Each set of new data needed to be integrated with the existing patient EHR record so that providers could see a patient’s entire history — essential for knowing whether someone testing positive had a preexisting condition that might affect their care. An EMPI makes this possible while ensuring the most current data is available.  

2. Telehealth, ASAP 

As healthcare facilities closed to non-emergent, non-COVID care, they needed to replace the lost revenue — and keep patients healthy. In a matter of days, many organizations expanded their nascent telehealth programs or struggled to launch one from scratch. By April, 43.5% of Medicare primary care visits were provided via telehealth, compared to just 0.1% in February. UCHealth had spent 2019 building its telehealth program and instantly reaped the rewards: virtual visits grew from 2,700 in all of 2019 to 3,000+ per day in late March 

But many organizations were caught unprepared, trying to find a telehealth system that protected patient privacy, was simple for everyone to use, and integrated with existing systems to update the patient’s existing longitudinal record. In many cases, this simply couldn’t happen fast enough, and health systems found themselves working manual processes to integrate the data and apply all the necessary quality standards.  
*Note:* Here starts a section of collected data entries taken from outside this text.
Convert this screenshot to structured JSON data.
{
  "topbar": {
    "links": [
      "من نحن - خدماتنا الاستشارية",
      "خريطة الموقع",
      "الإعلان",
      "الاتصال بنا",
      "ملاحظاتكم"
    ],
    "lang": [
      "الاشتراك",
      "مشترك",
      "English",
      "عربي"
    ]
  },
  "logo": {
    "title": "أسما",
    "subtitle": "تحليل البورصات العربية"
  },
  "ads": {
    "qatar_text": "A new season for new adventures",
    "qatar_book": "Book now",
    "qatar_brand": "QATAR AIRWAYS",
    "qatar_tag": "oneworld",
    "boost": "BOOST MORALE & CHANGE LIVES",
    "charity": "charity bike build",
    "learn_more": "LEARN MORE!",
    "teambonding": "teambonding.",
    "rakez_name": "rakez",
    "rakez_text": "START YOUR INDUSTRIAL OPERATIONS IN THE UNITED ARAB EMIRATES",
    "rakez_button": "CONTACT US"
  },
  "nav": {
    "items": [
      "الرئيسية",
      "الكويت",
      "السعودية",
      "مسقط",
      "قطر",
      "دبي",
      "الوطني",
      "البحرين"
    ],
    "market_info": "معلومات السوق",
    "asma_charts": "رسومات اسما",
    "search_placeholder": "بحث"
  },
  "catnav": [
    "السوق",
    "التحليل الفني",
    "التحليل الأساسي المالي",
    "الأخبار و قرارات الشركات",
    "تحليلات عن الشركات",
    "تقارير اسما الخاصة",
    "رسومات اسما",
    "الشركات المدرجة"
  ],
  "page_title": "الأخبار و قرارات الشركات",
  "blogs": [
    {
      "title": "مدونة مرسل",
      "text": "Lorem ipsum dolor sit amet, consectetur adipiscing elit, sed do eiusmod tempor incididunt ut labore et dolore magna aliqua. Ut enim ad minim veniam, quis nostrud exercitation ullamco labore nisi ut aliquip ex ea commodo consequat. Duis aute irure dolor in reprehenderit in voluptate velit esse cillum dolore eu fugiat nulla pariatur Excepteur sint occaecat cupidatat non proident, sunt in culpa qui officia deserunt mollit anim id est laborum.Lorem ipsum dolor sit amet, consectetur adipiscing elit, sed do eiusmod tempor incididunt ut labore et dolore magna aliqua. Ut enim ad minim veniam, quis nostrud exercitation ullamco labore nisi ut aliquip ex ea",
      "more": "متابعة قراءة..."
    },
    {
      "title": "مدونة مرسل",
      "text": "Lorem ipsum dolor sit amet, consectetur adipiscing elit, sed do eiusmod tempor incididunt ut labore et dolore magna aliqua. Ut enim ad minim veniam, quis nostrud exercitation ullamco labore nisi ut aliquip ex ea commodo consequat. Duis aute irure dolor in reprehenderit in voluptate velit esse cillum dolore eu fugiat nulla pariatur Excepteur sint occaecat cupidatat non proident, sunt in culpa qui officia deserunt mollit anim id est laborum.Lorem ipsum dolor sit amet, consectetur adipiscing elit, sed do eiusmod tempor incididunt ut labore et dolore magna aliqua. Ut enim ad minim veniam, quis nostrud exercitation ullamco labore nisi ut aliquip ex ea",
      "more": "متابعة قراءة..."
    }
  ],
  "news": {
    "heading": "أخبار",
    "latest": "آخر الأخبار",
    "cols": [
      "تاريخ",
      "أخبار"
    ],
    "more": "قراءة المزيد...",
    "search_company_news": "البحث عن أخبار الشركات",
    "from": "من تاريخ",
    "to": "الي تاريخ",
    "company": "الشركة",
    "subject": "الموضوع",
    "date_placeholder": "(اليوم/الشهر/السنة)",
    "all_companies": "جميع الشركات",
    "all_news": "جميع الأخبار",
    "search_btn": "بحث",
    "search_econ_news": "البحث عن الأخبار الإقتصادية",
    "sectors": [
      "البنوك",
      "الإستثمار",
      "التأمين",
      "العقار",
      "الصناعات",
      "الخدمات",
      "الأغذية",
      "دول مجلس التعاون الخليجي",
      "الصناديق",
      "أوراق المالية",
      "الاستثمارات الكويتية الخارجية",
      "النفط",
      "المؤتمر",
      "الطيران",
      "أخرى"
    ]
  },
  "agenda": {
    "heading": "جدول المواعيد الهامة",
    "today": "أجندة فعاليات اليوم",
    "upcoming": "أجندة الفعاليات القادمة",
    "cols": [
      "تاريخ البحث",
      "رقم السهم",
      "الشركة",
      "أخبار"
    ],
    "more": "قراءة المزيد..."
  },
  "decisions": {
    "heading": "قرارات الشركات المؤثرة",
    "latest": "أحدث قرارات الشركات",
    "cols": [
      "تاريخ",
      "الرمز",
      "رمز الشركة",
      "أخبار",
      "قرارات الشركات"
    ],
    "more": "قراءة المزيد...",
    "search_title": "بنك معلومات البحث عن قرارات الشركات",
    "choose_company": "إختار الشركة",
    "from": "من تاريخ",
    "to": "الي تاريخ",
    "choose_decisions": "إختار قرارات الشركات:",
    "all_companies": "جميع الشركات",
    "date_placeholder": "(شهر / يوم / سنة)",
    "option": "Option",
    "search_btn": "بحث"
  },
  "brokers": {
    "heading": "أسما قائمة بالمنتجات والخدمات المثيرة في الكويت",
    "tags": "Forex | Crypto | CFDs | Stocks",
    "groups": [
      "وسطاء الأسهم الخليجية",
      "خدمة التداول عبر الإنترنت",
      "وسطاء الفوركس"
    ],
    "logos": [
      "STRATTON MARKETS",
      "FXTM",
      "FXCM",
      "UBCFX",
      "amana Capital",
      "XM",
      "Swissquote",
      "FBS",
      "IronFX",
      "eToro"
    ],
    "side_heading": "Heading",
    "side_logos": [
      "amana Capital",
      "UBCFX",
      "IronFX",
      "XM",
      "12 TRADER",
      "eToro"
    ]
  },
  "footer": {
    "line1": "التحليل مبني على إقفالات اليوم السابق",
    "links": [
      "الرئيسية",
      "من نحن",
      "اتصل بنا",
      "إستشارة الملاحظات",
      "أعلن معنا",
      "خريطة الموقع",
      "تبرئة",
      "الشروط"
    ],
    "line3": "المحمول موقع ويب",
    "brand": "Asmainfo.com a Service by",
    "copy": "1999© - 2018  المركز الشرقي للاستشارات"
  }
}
An EMPI can streamline these integration processes while ensuring better data quality by instantly matching new and updated records from telehealth system with those in the EHR — without requiring an “exact match” across 5-6 demographic elements as most EHRs require.  

3. True patient engagement and risk assessment 

Patients expect to be “known” by their healthcare providers, whether they interact in person at their primary care physician’s office, via a video visit, or in a parking lot COVID test site. A good patient engagement program goes beyond that acknowledgment and uses EMPI data to improve outcomes. In March and April, as patients scrambled for information, patient engagement programs helped health systems send targeted communications to those with the highest risk to ensure those patients continued ongoing care.  

Patient engagement programs can also improve medication compliance. One consumer engagement platform, IQVIA, cites a 36% improvement in prescription refill rate and a 45% decrease in overall medical costs for patients enrolled in its platform. Such engagement can help keep patients healthy even when they can’t be seen during COVID-related restrictions.  

4. Real-time reporting for population health  

The pandemic proves population health is more important than ever — even as state and local public health agencies aggregate data coming in via fax machines.  

Making population health decisions about where to allocate testing resources, adjust quarantine orders, or (eventually) prioritize vaccine distribution takes knowing what all the data is and where it comes from. And the data must be trusted. COVID reporting requirements have been complex and dynamic at both the state and federal level – and producing accurate case counts and timelines cannot be done without ensuring each patient is counted only once. 

An EMPI can help make that possible, mapping data from disparate systems and formats into an aggregated, high-quality set that can be used to make better decisions. And in a public health emergency, that EMPI can ingest new sources as needed, connecting patients across systems and regions.  

While a single EHR strategy sounds great, COVID has proven that it lacks the agility health systems need to adjust quickly, especially in times of crisis. As we learn from this pandemic, an EMPI can help you create and maintain an integrated, holistic view that protects patients — and your organization’s future.